I've spent a good deal of this last season trying out various configurations of sliding float in river depths of 15+ feet deep with very substantial success.
No time to go into all the details but basically I recommmend using a waggler with just the bottom eye as it slides a lot easier - lies flat on the surface til the stop knot hits - unless you are fishing stick float style with a shoulder ring.
Use the thinnest / smallest ring you can on the float, this enables you to use thin mono to tie your stop knot (with at least one inch tags). That in turn cures most of the problems with rod rings Keith refers to - tiny knot, just shoots through.
I was doubtful about using very small rings on the float but the diameter of the ring seems to make little or no difference to how well the mainline slides through and I have ended up using the shank and ring of eyed size 18's and even 20's with no real problem (just snip off bend and hook point with pliers, drop of araldite on the shaft and stick it into the bottom of the float.... works a treat).
If using a top and bottom ring stick float style then I make the bottom one fairly large, the top side ring my small one. That said I didn't find slider style really works as stick float fishing, as when you try to hold back or guide the float the float just rides down the line away from the stop knot / pulls up.

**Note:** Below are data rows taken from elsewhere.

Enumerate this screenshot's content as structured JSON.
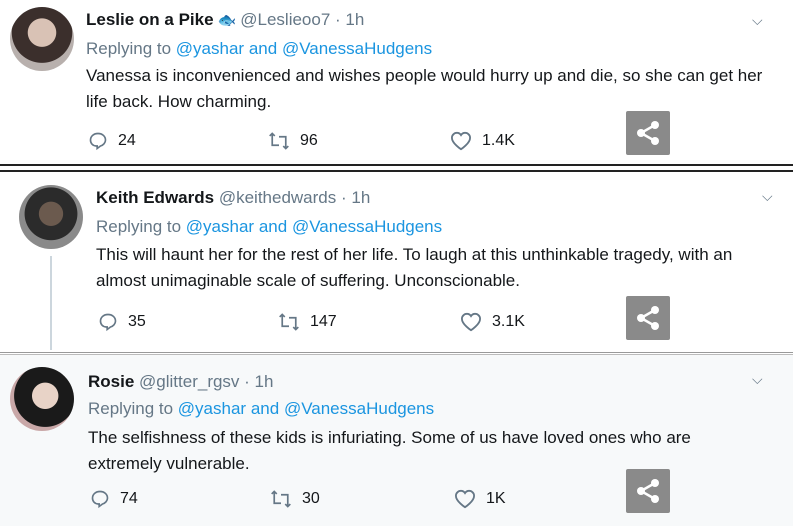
{
  "tweets": [
    {
      "name": "Leslie on a Pike",
      "name_icon": "fish-emoji",
      "handle": "@Leslieoo7",
      "time": "· 1h",
      "replying_prefix": "Replying to",
      "mention1": "@yashar",
      "and": "and",
      "mention2": "@VanessaHudgens",
      "text": "Vanessa is inconvenienced and wishes people would hurry up and die, so she can get her life back. How charming.",
      "replies": "24",
      "retweets": "96",
      "likes": "1.4K"
    },
    {
      "name": "Keith Edwards",
      "handle": "@keithedwards",
      "time": "· 1h",
      "replying_prefix": "Replying to",
      "mention1": "@yashar",
      "and": "and",
      "mention2": "@VanessaHudgens",
      "text": "This will haunt her for the rest of her life. To laugh at this unthinkable tragedy, with an almost unimaginable scale of suffering. Unconscionable.",
      "replies": "35",
      "retweets": "147",
      "likes": "3.1K"
    },
    {
      "name": "Rosie",
      "handle": "@glitter_rgsv",
      "time": "· 1h",
      "replying_prefix": "Replying to",
      "mention1": "@yashar",
      "and": "and",
      "mention2": "@VanessaHudgens",
      "text": "The selfishness of these kids is infuriating. Some of us have loved ones who are extremely vulnerable.",
      "replies": "74",
      "retweets": "30",
      "likes": "1K"
    }
  ],
  "icons": {
    "reply": "reply-icon",
    "retweet": "retweet-icon",
    "like": "heart-icon",
    "share": "share-icon",
    "more": "chevron-down-icon"
  },
  "colors": {
    "link": "#1b95e0",
    "muted": "#657786",
    "text": "#14171a"
  }
}
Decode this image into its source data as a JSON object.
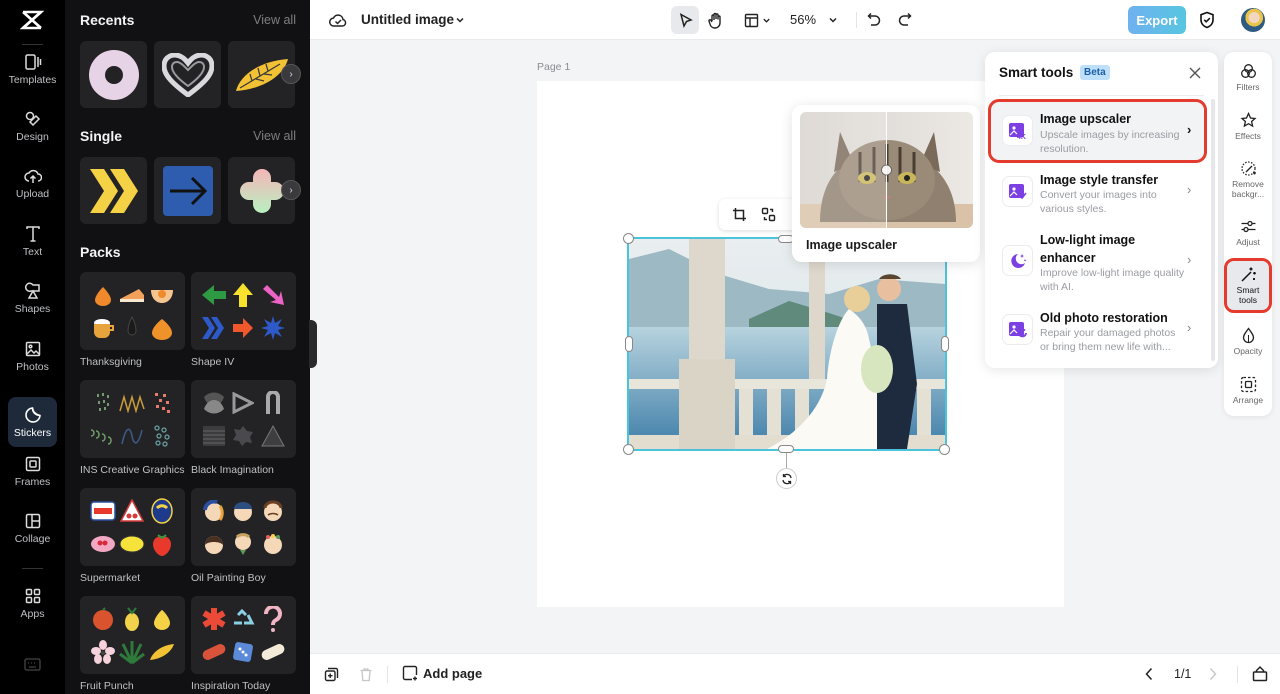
{
  "rail": {
    "items": [
      {
        "label": "Templates",
        "icon": "templates-icon"
      },
      {
        "label": "Design",
        "icon": "design-icon"
      },
      {
        "label": "Upload",
        "icon": "upload-icon"
      },
      {
        "label": "Text",
        "icon": "text-icon"
      },
      {
        "label": "Shapes",
        "icon": "shapes-icon"
      },
      {
        "label": "Photos",
        "icon": "photos-icon"
      },
      {
        "label": "Stickers",
        "icon": "stickers-icon",
        "active": true
      },
      {
        "label": "Frames",
        "icon": "frames-icon"
      },
      {
        "label": "Collage",
        "icon": "collage-icon"
      },
      {
        "label": "Apps",
        "icon": "apps-icon"
      }
    ]
  },
  "panel": {
    "recents": {
      "title": "Recents",
      "view_all": "View all"
    },
    "single": {
      "title": "Single",
      "view_all": "View all"
    },
    "packs": {
      "title": "Packs",
      "items": [
        {
          "label": "Thanksgiving"
        },
        {
          "label": "Shape IV"
        },
        {
          "label": "INS Creative Graphics"
        },
        {
          "label": "Black Imagination"
        },
        {
          "label": "Supermarket"
        },
        {
          "label": "Oil Painting Boy"
        },
        {
          "label": "Fruit Punch"
        },
        {
          "label": "Inspiration Today"
        }
      ]
    }
  },
  "topbar": {
    "doc_title": "Untitled image",
    "zoom": "56%",
    "export_label": "Export"
  },
  "canvas": {
    "page_label": "Page 1"
  },
  "preview": {
    "caption": "Image upscaler"
  },
  "smart_tools": {
    "title": "Smart tools",
    "badge": "Beta",
    "tools": [
      {
        "title": "Image upscaler",
        "desc": "Upscale images by increasing resolution.",
        "selected": true
      },
      {
        "title": "Image style transfer",
        "desc": "Convert your images into various styles."
      },
      {
        "title": "Low-light image enhancer",
        "desc": "Improve low-light image quality with AI."
      },
      {
        "title": "Old photo restoration",
        "desc": "Repair your damaged photos or bring them new life with..."
      }
    ]
  },
  "right_tools": {
    "items": [
      {
        "label": "Filters"
      },
      {
        "label": "Effects"
      },
      {
        "label": "Remove backgr..."
      },
      {
        "label": "Adjust"
      },
      {
        "label": "Smart tools",
        "selected": true
      },
      {
        "label": "Opacity"
      },
      {
        "label": "Arrange"
      }
    ]
  },
  "bottombar": {
    "add_page": "Add page",
    "page_count": "1/1"
  },
  "colors": {
    "accent": "#4cc3dc",
    "highlight": "#e33b2d",
    "tool_icon": "#7b3fe4"
  }
}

Shotting.... large chunk of load in one big bulk on main line, 18 inch fine mono hook length with a few small tell tale size 8's or 10's. That way the float rides on top of the shot when casting and out of tangling position with the hook length, plus for deep swims it depth charges the bait down quick. If it doesn't cock then you have a bite on the drop....
Good luck and enjoy; I found it massively more productive than legering and bite indication not compromised at all by the length of line below it. Mind you, I do use braid mainline, so no stretch nonsense plus very thin diameter helps the sliding through bit.